🗄️ The easiest way to scrape a website with Javascript (in Node.js)

#javascript #webdev #puppeteer

Scraping of webpages is really simple and elegant with Puppeteer. Let's try to scrape Codesnacks and get all the links on the page with anchor and text.

We can easily do this using puppeteer. There's no need to fetch the data first and parse it. You can just let puppeteer visit the page and run your own Javascript in the context of the page.

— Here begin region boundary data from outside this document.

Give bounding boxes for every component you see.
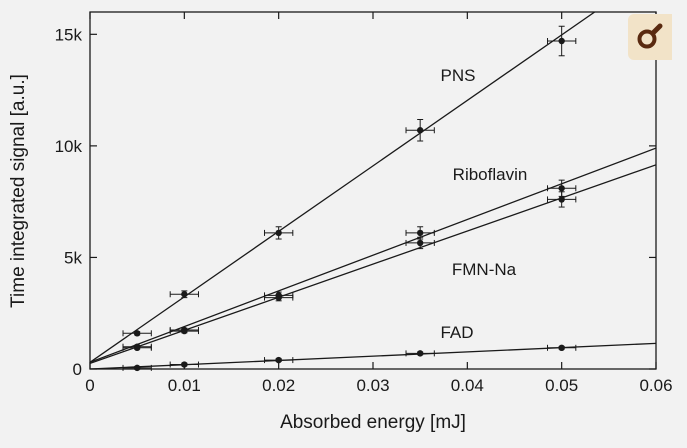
series-label-pns: PNS [441,66,476,85]
data-point-pns [416,127,424,134]
magnifier-icon [637,23,663,49]
data-point-pns [181,291,188,298]
data-point-riboflavin [416,229,424,237]
data-point-fad [275,356,282,364]
x-tick-label: 0.04 [451,376,484,395]
data-points [122,25,577,372]
y-axis-title: Time integrated signal [a.u.] [8,74,29,308]
x-tick-label: 0.05 [545,376,578,395]
axes: 0 0.01 0.02 0.03 0.04 0.05 0.06 0 5k 10k 15k [55,11,673,395]
x-tick-label: 0.01 [168,376,201,395]
series-labels: PNS Riboflavin FMN-Na FAD [440,66,527,342]
x-tick-label: 0.03 [356,376,389,395]
data-point-pns [558,37,565,45]
x-tick-label: 0.06 [639,376,672,395]
x-tick-label: 0 [85,376,94,395]
y-tick-label: 0 [73,360,82,379]
plot-frame [89,11,657,370]
y-tick-label: 15k [55,25,83,44]
series-label-fad: FAD [440,323,473,342]
data-point-riboflavin [558,185,565,192]
data-point-pns [133,330,141,337]
data-point-fad [181,361,188,368]
series-label-riboflavin: Riboflavin [453,165,528,184]
x-axis-title: Absorbed energy [mJ] [280,412,466,433]
data-point-fad [558,344,565,352]
fit-line-fmn-na [90,164,656,365]
fit-line-pns [90,12,596,363]
x-tick-label: 0.02 [262,376,295,395]
data-point-fmn-na [133,344,141,352]
data-point-pns [275,229,282,237]
data-point-fmn-na [181,327,188,335]
series-label-fmn-na: FMN-Na [452,260,517,279]
data-point-fmn-na [416,239,424,247]
y-tick-label: 10k [55,137,83,156]
fit-lines [90,12,656,369]
data-point-fmn-na [558,196,565,203]
zoom-button[interactable] [628,14,672,60]
data-point-fad [416,350,424,357]
data-point-fmn-na [275,294,282,301]
y-tick-label: 5k [64,248,82,267]
data-point-fad [133,364,141,372]
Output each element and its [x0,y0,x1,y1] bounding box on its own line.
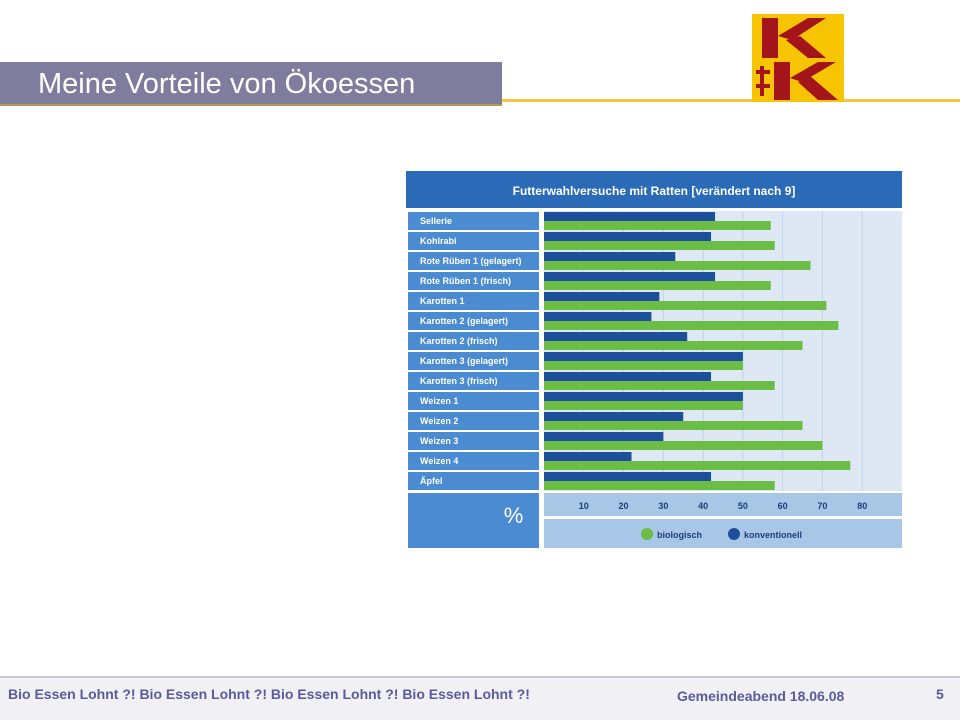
slide-title: Meine Vorteile von Ökoessen [38,68,416,100]
bar-konventionell [544,352,743,361]
bar-biologisch [544,401,743,410]
footer-slogan: Bio Essen Lohnt ?! Bio Essen Lohnt ?! Bi… [8,686,530,702]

The best way to do this is to first run it in the console of your browser and the just copy it to the code if you made sure everything works as planned.

// npm i puppeteer
const puppeteer = require("puppeteer");

// we're using async/await - so we need an async function, that we can run
const run = async () => {
  // open the browser and prepare a page
  const browser = await puppeteer.launch();
  const page = await browser.newPage();
  // open the page to scrape
  await page.goto("https://codesnacks.net");

  // execute the JS in the context of the page to get all the links
  const links = await page.evaluate(() => 
    // let's just get all links and create an array from the resulting NodeList
     Array.from(document.querySelectorAll("a")).map(anchor => [anchor.href, anchor.textContent])
  );

  // output all the links
  console.log(links);

  // close the browser 
  await browser.close();
};

// run the async function
run();

Before there was puppeteer there were several tools, that you had to stitch together.

a library to fetch the document (e.g. axios or node-fetch)
a parser to parse the HTML and access the DOM nodes (e.g. cheerio)

The problem with this approach was, that dynamically rendered pages were even harder to scrape. That's no issue with puppeteer, since it's actually using chrome - just headless.

Top comments (6)

Ali Ulvi Bayram • Nov 28 '19

Hello , I'm trying in c# to scraping an website but I have some problems when I wanna get some values from that website, in chrome I can see that Values but becouse they are dynamic I can't see in my prog. What should I do using c# to can take that dynamic values ?

Steve Clark 🤷‍♀️ • Jan 3 '20 • Edited

Since there is no native way to do it, here is a small bash script to do it:

#!/bin/bash
curl -s $1

Benjamin Mock • Jan 3 '20

Then you have the document, yes. But you have not parsed or scraped anything. You also don't interpret the JavaScript of the page. You just get the static html. That's not what this tutorial is about ;)

Steve Clark 🤷‍♀️ • Jan 3 '20

I understand. I'm still a noob. I did a code challenge recently and without using any modules I had to figure out how to stdout the html of a webpage. You're right, it works great on a static site. I tried with

curl -s $1 | grep -Po '(?<=href=")[^"]*'

and I almost got everything. Thanks for the tutorial.

Benjamin Mock • Jan 3 '20

It's a different use case. With puppeteer you can also scrape content that's rendered with JavaScript on the client. A lot of applications are client side only. Scraping that is not possible using curl.

Also it's way easier to write DOM selectors than regular expressions. Imagine instead of just getting all links like in this simple example, getting all links of every first paragraph inside of a div if it's inside of an article tag. Good luck writing a regular expression for that. The selector is still easy to write and can be used within the page context with puppeteer.